Version: OCP 3.7, openshift-ansible-3.7.22-1-9-g56970a0 Environment: Amazon AWS cluster Scenario: 1 master&node + 2 nodes; glusterfs
TASK [openshift_storage_glusterfs : Verify heketi service] **************************************************************************************************************************************************************
fatal: [ec2-54-237-234-66.compute-1.amazonaws.com]: FAILED! => {"changed": false, "cmd": ["oc", "rsh", "--namespace=default", "deploy-heketi-storage-1-vkfwm", "heketi-cli", "-s", "http://localhost:8080", "--user", "admin", "--secret", "4Jl50v50d9BtfTbxXI1LWeikIH9dfWGe559rZlq2Gz8=", "cluster", "list"], "delta": "0:02:07.485073", "end": "2018-01-25 05:26:51.447002", "msg": "non-zero return code", "rc": 1, "start": "2018-01-25 05:24:43.961929", "stderr": "Error from server: error dialing backend: dial tcp 172.18.12.254:10250: getsockopt: connection timed out", "stderr_lines": ["Error from server: error dialing backend: dial tcp 172.18.12.254:10250: getsockopt: connection timed out"], "stdout": "", "stdout_lines": []}
to retry, use: --limit @/home/ec2-user/sapvora/openshift-ansible/playbooks/byo/config.retry
Found out that the master node cannot talk to kubelets at all:
# executed from the master node
$ curl -k https://172.18.12.254:10250/healthz
curl: (7) Failed connect to 172.18.12.254:10250; Connection timed out
All the EC2 instances used the same VPC network.

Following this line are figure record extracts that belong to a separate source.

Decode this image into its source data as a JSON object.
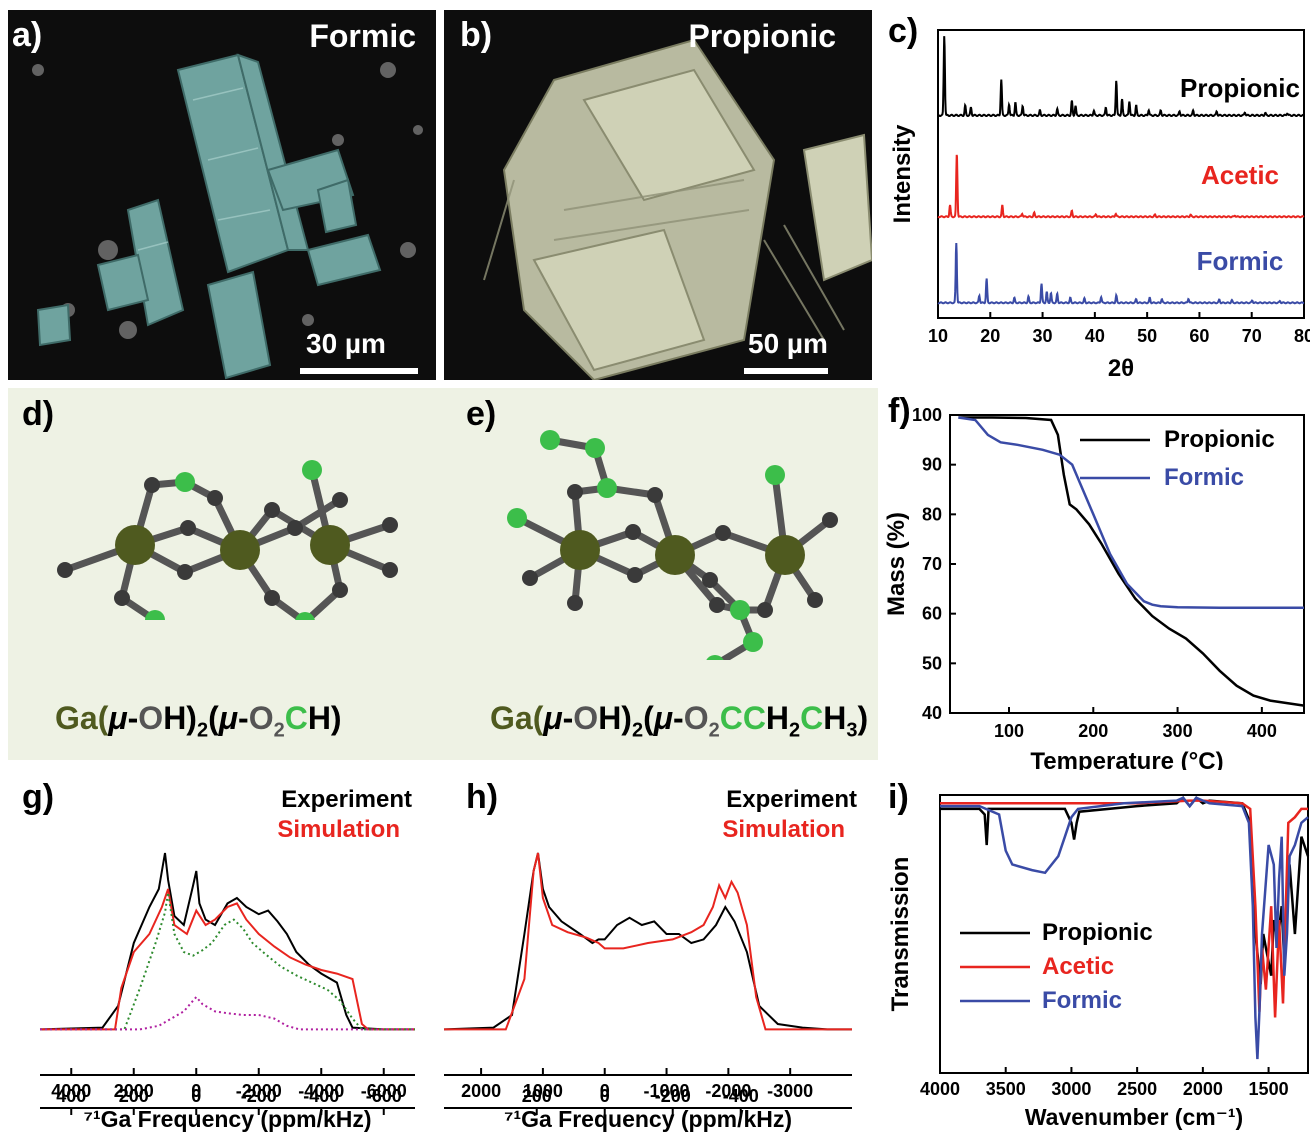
{
  "panels": {
    "a": {
      "label": "a)",
      "title": "Formic",
      "scale": "30 µm"
    },
    "b": {
      "label": "b)",
      "title": "Propionic",
      "scale": "50 µm"
    },
    "c": {
      "label": "c)"
    },
    "d": {
      "label": "d)",
      "formula_parts": [
        "Ga(",
        "μ",
        "-",
        "O",
        "H)",
        "2",
        "(",
        "μ",
        "-",
        "O",
        "2",
        "C",
        "H)"
      ]
    },
    "e": {
      "label": "e)",
      "formula_parts": [
        "Ga(",
        "μ",
        "-",
        "O",
        "H)",
        "2",
        "(",
        "μ",
        "-",
        "O",
        "2",
        "C",
        "C",
        "H",
        "2",
        "C",
        "H",
        "3",
        ")"
      ]
    },
    "f": {
      "label": "f)"
    },
    "g": {
      "label": "g)"
    },
    "h": {
      "label": "h)"
    },
    "i": {
      "label": "i)"
    }
  },
  "colors": {
    "black": "#000000",
    "red": "#e8251f",
    "blue": "#3a4ba6",
    "green": "#3cbe4a",
    "ga": "#4f5a1f",
    "formic_tint": "#6fa39f",
    "propionic_tint": "#b8baa0",
    "mol_bg": "#eef2e4"
  },
  "chart_data": [
    {
      "id": "c",
      "type": "line",
      "xlabel": "2θ",
      "ylabel": "Intensity",
      "xlim": [
        10,
        80
      ],
      "xticks": [
        10,
        20,
        30,
        40,
        50,
        60,
        70,
        80
      ],
      "series": [
        {
          "name": "Propionic",
          "color": "#000000",
          "peaks": [
            [
              11.2,
              1.0
            ],
            [
              15.2,
              0.12
            ],
            [
              16.3,
              0.1
            ],
            [
              22.1,
              0.45
            ],
            [
              23.6,
              0.14
            ],
            [
              24.8,
              0.16
            ],
            [
              26.2,
              0.12
            ],
            [
              29.5,
              0.06
            ],
            [
              32.8,
              0.08
            ],
            [
              35.6,
              0.18
            ],
            [
              36.3,
              0.12
            ],
            [
              39.8,
              0.06
            ],
            [
              42.1,
              0.1
            ],
            [
              44.1,
              0.44
            ],
            [
              45.2,
              0.2
            ],
            [
              46.6,
              0.18
            ],
            [
              47.9,
              0.12
            ],
            [
              50.3,
              0.07
            ],
            [
              52.6,
              0.06
            ],
            [
              56.2,
              0.05
            ],
            [
              58.8,
              0.06
            ],
            [
              63.3,
              0.05
            ],
            [
              68.7,
              0.04
            ],
            [
              72.6,
              0.03
            ],
            [
              76.8,
              0.03
            ]
          ]
        },
        {
          "name": "Acetic",
          "color": "#e8251f",
          "peaks": [
            [
              12.3,
              0.18
            ],
            [
              13.6,
              1.0
            ],
            [
              22.3,
              0.18
            ],
            [
              26.1,
              0.05
            ],
            [
              28.4,
              0.06
            ],
            [
              35.6,
              0.09
            ],
            [
              40.2,
              0.04
            ],
            [
              44.0,
              0.05
            ],
            [
              51.5,
              0.03
            ],
            [
              58.3,
              0.03
            ],
            [
              66.8,
              0.02
            ]
          ]
        },
        {
          "name": "Formic",
          "color": "#3a4ba6",
          "peaks": [
            [
              13.5,
              1.0
            ],
            [
              17.9,
              0.12
            ],
            [
              19.3,
              0.4
            ],
            [
              24.6,
              0.08
            ],
            [
              27.3,
              0.1
            ],
            [
              29.8,
              0.32
            ],
            [
              30.8,
              0.18
            ],
            [
              31.6,
              0.16
            ],
            [
              32.8,
              0.15
            ],
            [
              35.3,
              0.08
            ],
            [
              38.0,
              0.07
            ],
            [
              41.2,
              0.1
            ],
            [
              44.1,
              0.12
            ],
            [
              47.9,
              0.06
            ],
            [
              50.5,
              0.08
            ],
            [
              52.8,
              0.06
            ],
            [
              57.9,
              0.07
            ],
            [
              63.8,
              0.05
            ],
            [
              66.2,
              0.04
            ],
            [
              70.1,
              0.04
            ],
            [
              75.4,
              0.03
            ]
          ]
        }
      ]
    },
    {
      "id": "f",
      "type": "line",
      "xlabel": "Temperature (°C)",
      "ylabel": "Mass (%)",
      "xlim": [
        30,
        450
      ],
      "ylim": [
        40,
        100
      ],
      "xticks": [
        100,
        200,
        300,
        400
      ],
      "yticks": [
        40,
        50,
        60,
        70,
        80,
        90,
        100
      ],
      "series": [
        {
          "name": "Propionic",
          "color": "#000000",
          "x": [
            40,
            80,
            120,
            150,
            158,
            165,
            172,
            180,
            195,
            210,
            230,
            250,
            270,
            290,
            310,
            330,
            350,
            370,
            390,
            410,
            430,
            450
          ],
          "y": [
            99.5,
            99.5,
            99.4,
            99,
            96,
            88,
            82,
            81,
            78,
            74,
            68,
            63,
            59.5,
            57,
            55,
            52,
            48.5,
            45.5,
            43.5,
            42.5,
            42,
            41.5
          ]
        },
        {
          "name": "Formic",
          "color": "#3a4ba6",
          "x": [
            40,
            60,
            75,
            90,
            110,
            140,
            160,
            175,
            185,
            200,
            220,
            240,
            260,
            270,
            280,
            300,
            350,
            400,
            450
          ],
          "y": [
            99.5,
            99,
            96,
            94.5,
            94,
            93,
            92,
            90,
            86,
            80,
            72,
            66,
            62.5,
            61.8,
            61.5,
            61.3,
            61.2,
            61.2,
            61.2
          ]
        }
      ]
    },
    {
      "id": "g",
      "type": "line",
      "xlabel": "⁷¹Ga Frequency (ppm/kHz)",
      "xlim": [
        5000,
        -7000
      ],
      "xticks": [
        4000,
        2000,
        0,
        -2000,
        -4000,
        -6000
      ],
      "xticks2": [
        400,
        200,
        0,
        -200,
        -400,
        -600
      ],
      "legend": [
        "Experiment",
        "Simulation"
      ],
      "series": [
        {
          "name": "Experiment",
          "color": "#000000",
          "x": [
            5000,
            3000,
            2500,
            2000,
            1500,
            1200,
            1000,
            900,
            700,
            400,
            100,
            0,
            -100,
            -300,
            -600,
            -1000,
            -1300,
            -1600,
            -2000,
            -2300,
            -2600,
            -2900,
            -3200,
            -3600,
            -4000,
            -4500,
            -4800,
            -5000,
            -6000,
            -7000
          ],
          "y": [
            0.02,
            0.03,
            0.15,
            0.5,
            0.7,
            0.8,
            1.0,
            0.85,
            0.65,
            0.6,
            0.82,
            0.9,
            0.72,
            0.63,
            0.6,
            0.72,
            0.75,
            0.7,
            0.66,
            0.68,
            0.62,
            0.55,
            0.45,
            0.38,
            0.33,
            0.28,
            0.1,
            0.03,
            0.02,
            0.02
          ]
        },
        {
          "name": "Simulation",
          "color": "#e8251f",
          "x": [
            5000,
            2600,
            2400,
            2000,
            1500,
            1100,
            900,
            700,
            300,
            0,
            -300,
            -600,
            -1000,
            -1300,
            -1600,
            -2000,
            -2500,
            -3000,
            -3500,
            -4000,
            -4500,
            -5000,
            -5300,
            -5500,
            -7000
          ],
          "y": [
            0.02,
            0.02,
            0.25,
            0.45,
            0.55,
            0.7,
            0.8,
            0.6,
            0.55,
            0.68,
            0.6,
            0.63,
            0.7,
            0.72,
            0.63,
            0.55,
            0.48,
            0.42,
            0.38,
            0.35,
            0.33,
            0.3,
            0.05,
            0.02,
            0.02
          ]
        },
        {
          "name": "",
          "color": "#2e8b2e",
          "dashed": true,
          "x": [
            5000,
            2300,
            1800,
            1300,
            1000,
            900,
            700,
            400,
            100,
            -200,
            -500,
            -900,
            -1200,
            -1500,
            -1800,
            -2200,
            -2700,
            -3200,
            -3700,
            -4200,
            -4600,
            -5000,
            -5300,
            -7000
          ],
          "y": [
            0.02,
            0.02,
            0.25,
            0.5,
            0.67,
            0.78,
            0.55,
            0.45,
            0.43,
            0.46,
            0.5,
            0.6,
            0.63,
            0.58,
            0.5,
            0.44,
            0.37,
            0.32,
            0.28,
            0.24,
            0.18,
            0.08,
            0.02,
            0.02
          ]
        },
        {
          "name": "",
          "color": "#b020a0",
          "dashed": true,
          "x": [
            5000,
            1800,
            1200,
            800,
            400,
            100,
            0,
            -200,
            -600,
            -1000,
            -1500,
            -2000,
            -2500,
            -2900,
            -3300,
            -7000
          ],
          "y": [
            0.02,
            0.02,
            0.04,
            0.08,
            0.12,
            0.18,
            0.2,
            0.16,
            0.12,
            0.11,
            0.1,
            0.1,
            0.08,
            0.04,
            0.02,
            0.02
          ]
        }
      ]
    },
    {
      "id": "h",
      "type": "line",
      "xlabel": "⁷¹Ga Frequency (ppm/kHz)",
      "xlim": [
        2600,
        -4000
      ],
      "xticks": [
        2000,
        1000,
        0,
        -1000,
        -2000,
        -3000
      ],
      "xticks2": [
        200,
        0,
        -200,
        -400
      ],
      "legend": [
        "Experiment",
        "Simulation"
      ],
      "series": [
        {
          "name": "Experiment",
          "color": "#000000",
          "x": [
            2600,
            1800,
            1500,
            1300,
            1150,
            1080,
            1000,
            900,
            700,
            400,
            200,
            100,
            0,
            -200,
            -400,
            -600,
            -800,
            -1000,
            -1200,
            -1400,
            -1600,
            -1800,
            -1950,
            -2100,
            -2300,
            -2500,
            -2800,
            -3200,
            -3600,
            -4000
          ],
          "y": [
            0.02,
            0.03,
            0.1,
            0.55,
            0.9,
            1.0,
            0.8,
            0.7,
            0.62,
            0.55,
            0.5,
            0.52,
            0.52,
            0.6,
            0.64,
            0.6,
            0.62,
            0.55,
            0.55,
            0.5,
            0.52,
            0.6,
            0.7,
            0.62,
            0.45,
            0.15,
            0.05,
            0.03,
            0.02,
            0.02
          ]
        },
        {
          "name": "Simulation",
          "color": "#e8251f",
          "x": [
            2600,
            1600,
            1300,
            1150,
            1080,
            1000,
            850,
            600,
            300,
            100,
            0,
            -300,
            -700,
            -1100,
            -1400,
            -1600,
            -1750,
            -1850,
            -1950,
            -2050,
            -2150,
            -2300,
            -2450,
            -2600,
            -4000
          ],
          "y": [
            0.02,
            0.02,
            0.3,
            0.9,
            1.0,
            0.75,
            0.6,
            0.56,
            0.53,
            0.5,
            0.47,
            0.47,
            0.5,
            0.52,
            0.56,
            0.6,
            0.7,
            0.82,
            0.75,
            0.84,
            0.78,
            0.6,
            0.2,
            0.02,
            0.02
          ]
        }
      ]
    },
    {
      "id": "i",
      "type": "line",
      "xlabel": "Wavenumber (cm⁻¹)",
      "ylabel": "Transmission",
      "xlim": [
        4000,
        1200
      ],
      "xticks": [
        4000,
        3500,
        3000,
        2500,
        2000,
        1500
      ],
      "series": [
        {
          "name": "Propionic",
          "color": "#000000",
          "x": [
            4000,
            3700,
            3660,
            3645,
            3630,
            3600,
            3400,
            3050,
            3000,
            2980,
            2960,
            2940,
            2500,
            2200,
            2150,
            2100,
            2050,
            2000,
            1950,
            1700,
            1640,
            1600,
            1560,
            1540,
            1520,
            1480,
            1460,
            1430,
            1400,
            1380,
            1340,
            1300,
            1250,
            1200
          ],
          "y": [
            0.95,
            0.95,
            0.93,
            0.82,
            0.95,
            0.95,
            0.95,
            0.95,
            0.9,
            0.84,
            0.9,
            0.94,
            0.96,
            0.97,
            0.99,
            0.96,
            0.99,
            0.97,
            0.98,
            0.97,
            0.9,
            0.5,
            0.32,
            0.5,
            0.45,
            0.35,
            0.55,
            0.48,
            0.6,
            0.4,
            0.75,
            0.5,
            0.85,
            0.78
          ]
        },
        {
          "name": "Acetic",
          "color": "#e8251f",
          "x": [
            4000,
            3500,
            3000,
            2500,
            2100,
            2000,
            1700,
            1640,
            1600,
            1570,
            1550,
            1520,
            1480,
            1450,
            1420,
            1390,
            1350,
            1300,
            1250,
            1200
          ],
          "y": [
            0.97,
            0.97,
            0.97,
            0.97,
            0.98,
            0.98,
            0.97,
            0.95,
            0.6,
            0.22,
            0.45,
            0.3,
            0.6,
            0.2,
            0.55,
            0.25,
            0.9,
            0.92,
            0.95,
            0.95
          ]
        },
        {
          "name": "Formic",
          "color": "#3a4ba6",
          "x": [
            4000,
            3700,
            3550,
            3500,
            3450,
            3300,
            3200,
            3100,
            3050,
            3000,
            2950,
            2600,
            2200,
            2150,
            2100,
            2050,
            2000,
            1950,
            1700,
            1650,
            1620,
            1600,
            1585,
            1570,
            1550,
            1500,
            1460,
            1440,
            1420,
            1400,
            1380,
            1360,
            1340,
            1300,
            1250,
            1200
          ],
          "y": [
            0.96,
            0.96,
            0.93,
            0.8,
            0.75,
            0.73,
            0.72,
            0.78,
            0.85,
            0.92,
            0.95,
            0.97,
            0.98,
            0.99,
            0.96,
            0.99,
            0.98,
            0.97,
            0.96,
            0.9,
            0.6,
            0.2,
            0.05,
            0.22,
            0.5,
            0.82,
            0.75,
            0.45,
            0.7,
            0.85,
            0.35,
            0.5,
            0.78,
            0.82,
            0.9,
            0.92
          ]
        }
      ]
    }
  ]
}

The problem was in the security group (public-http
) with allowed inbound traffic:
Type | Protocol | Port Range | Source | Description |
---|---|---|---|---|
SSH | TCP | 22 | 0.0.0.0/0 | |
HTTP | TCP | 80 | 0.0.0.0/0 | |
HTTPS | TCP | 443 | 0.0.0.0/0 | |
Custom TCP Rule | TCP | 8000 | 0.0.0.0/0 | |
Custom TCP Rule | TCP | 8443 | 0.0.0.0/0 |
After adding default
security group with all inbound traffic allowed, the nodes could talk to each other again.